La muerte por atropello de al menos catorce linces ibéricos durante 2013, la mayor cifra de mortandad vial conocida desde que hay registros oficiales, ha supuesto un duro golpe para la recuperación de esta especie en peligro crítico de extinción, al coincidir, además, con un año de baja natalidad.

Aunque la Junta de Andalucía no ha facilitado aún ningún avance sobre los censos de la población silvestre de este felino, los datos recopilados por Efe cifran en más de veinte los ejemplares fallecidos el año pasado, al menos catorce de ellos a causa de atropellos.

Estos ejemplares muertos por atropello durante 2013 duplicaron la cifra de siete linces fallecidos en las carreteras durante el año anterior.

Ocho de estos felinos mortalmente atropellados eran machos y los seis restantes, hembras, y al menos la mitad de ellos eran ejemplares adultos.

La mitad de estos catorce linces murieron en carreteras del entorno de Doñana, mientras que otros seis fueron atropellados en vías de Jaén y de Córdoba, y un último en una carretera de Ciudad Real, próxima al límite entre Andalucía y Castilla-La Mancha.

Los atropellos se han confirmado en 2013, un año más, como la primera causa conocida de mortalidad del lince ibérico y no sólo afectaron a las poblaciones tradicionales de este felino de Doñana y de Sierra Morena, sino también a ejemplares de las reintroducciones emprendidas hace unos años en Guarrizas (Jaén) y Guadalmellato (Córdoba).

El atropello de una hembra radiomarcada, el 11 de diciembre junto a la autovía A-IV en Bailén (Jaén), fue lamentado por el programa de conservación del lince ibérico por ser un ejemplar en dispersión “muy relevante” para la reintroducción en Guarrizas, ya que posiblemente a través de la información proporcionada, se hubiera podido obtener datos sobre la conexión de esta reciente reintroducción con la población tradicional de Andújar (Jaén).

A la duplicación del número de linces atropellados durante 2013 se ha unido a un descenso de la natalidad de estos felinos, achacada a que la población de conejo, su alimento básico, ha disminuido sensiblemente como consecuencia de la aparición de una variante del virus de la enfermedad hemorrágica en estos lagoformos.

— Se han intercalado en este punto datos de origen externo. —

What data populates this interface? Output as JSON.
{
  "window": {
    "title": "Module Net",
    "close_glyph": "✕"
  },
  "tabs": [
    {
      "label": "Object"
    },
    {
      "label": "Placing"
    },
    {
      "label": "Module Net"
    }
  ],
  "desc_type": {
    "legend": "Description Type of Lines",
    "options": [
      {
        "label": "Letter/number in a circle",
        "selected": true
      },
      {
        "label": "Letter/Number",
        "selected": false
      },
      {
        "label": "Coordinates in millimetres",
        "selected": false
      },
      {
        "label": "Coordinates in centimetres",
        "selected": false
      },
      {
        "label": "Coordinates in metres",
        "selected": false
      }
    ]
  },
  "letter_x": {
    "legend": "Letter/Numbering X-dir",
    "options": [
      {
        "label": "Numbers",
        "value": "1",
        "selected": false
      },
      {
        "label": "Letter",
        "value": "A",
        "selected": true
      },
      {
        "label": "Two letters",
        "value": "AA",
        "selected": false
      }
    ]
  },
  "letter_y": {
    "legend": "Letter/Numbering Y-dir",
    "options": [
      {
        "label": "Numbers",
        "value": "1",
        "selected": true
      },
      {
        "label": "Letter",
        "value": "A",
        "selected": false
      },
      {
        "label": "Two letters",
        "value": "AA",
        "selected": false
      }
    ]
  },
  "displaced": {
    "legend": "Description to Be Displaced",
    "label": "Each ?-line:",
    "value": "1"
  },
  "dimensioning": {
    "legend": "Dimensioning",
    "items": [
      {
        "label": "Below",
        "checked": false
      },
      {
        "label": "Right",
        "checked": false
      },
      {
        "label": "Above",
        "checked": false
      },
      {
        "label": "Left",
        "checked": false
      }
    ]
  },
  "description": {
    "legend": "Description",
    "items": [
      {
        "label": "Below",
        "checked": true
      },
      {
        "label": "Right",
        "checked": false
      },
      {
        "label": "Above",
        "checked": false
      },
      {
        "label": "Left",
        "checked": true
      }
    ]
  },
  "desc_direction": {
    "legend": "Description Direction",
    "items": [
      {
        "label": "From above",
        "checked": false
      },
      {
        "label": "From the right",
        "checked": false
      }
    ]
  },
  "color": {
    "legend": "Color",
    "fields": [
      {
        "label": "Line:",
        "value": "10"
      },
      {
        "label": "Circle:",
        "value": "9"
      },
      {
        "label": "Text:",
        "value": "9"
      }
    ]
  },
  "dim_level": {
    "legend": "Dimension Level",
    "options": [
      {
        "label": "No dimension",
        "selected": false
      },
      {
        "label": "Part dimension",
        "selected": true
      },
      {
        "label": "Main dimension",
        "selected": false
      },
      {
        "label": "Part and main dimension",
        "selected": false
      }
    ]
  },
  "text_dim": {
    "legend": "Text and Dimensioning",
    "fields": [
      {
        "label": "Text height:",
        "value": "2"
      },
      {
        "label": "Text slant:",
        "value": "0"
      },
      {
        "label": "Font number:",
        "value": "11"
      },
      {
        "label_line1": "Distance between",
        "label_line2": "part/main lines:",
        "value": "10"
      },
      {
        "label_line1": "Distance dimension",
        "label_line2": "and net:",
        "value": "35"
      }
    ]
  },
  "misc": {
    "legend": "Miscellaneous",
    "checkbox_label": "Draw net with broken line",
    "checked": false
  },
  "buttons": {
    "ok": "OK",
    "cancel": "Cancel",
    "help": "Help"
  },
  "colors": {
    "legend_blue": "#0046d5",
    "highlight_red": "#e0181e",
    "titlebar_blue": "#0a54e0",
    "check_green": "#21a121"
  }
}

Aunque la Junta de Andalucía no ha avanzado datos sobre la natalidad del lince ibérico en 2013, en el caso del águila imperial ibérica, la otra especia cuya alimentación, casi exclusiva, es el conejo silvestre, sí ha confirmado que Andalucía sufrió el año pasado los valores de productividad más bajos de los últimos diez años, al nacer sólo 81 pollos frente a los 109 de 2012, un descenso achacado a la disminución de la población de conejo silvestre.

Todo apunta, pues, a que la población silvestre de lince ibérico sufrirá en 2013, por segundo año consecutivo, una reducción, ya que los 305 ejemplares censados en 2012 fueron siete menos que los del censo final de 2011.

La mala evolución de este felino en libertad durante el año pasado se ha paliado con el aumento del número de linces nacidos en cautividad, que en 2013 alcanzó la cifra de 44 cachorros supervivientes, con lo que ya son más de cien los ejemplares acumulados, de los que una veintena han sido liberados en los últimos años en las reintroducciones de Guadalmellato y Guarrizas o se han destinado al reforzamiento de la población de Doñana.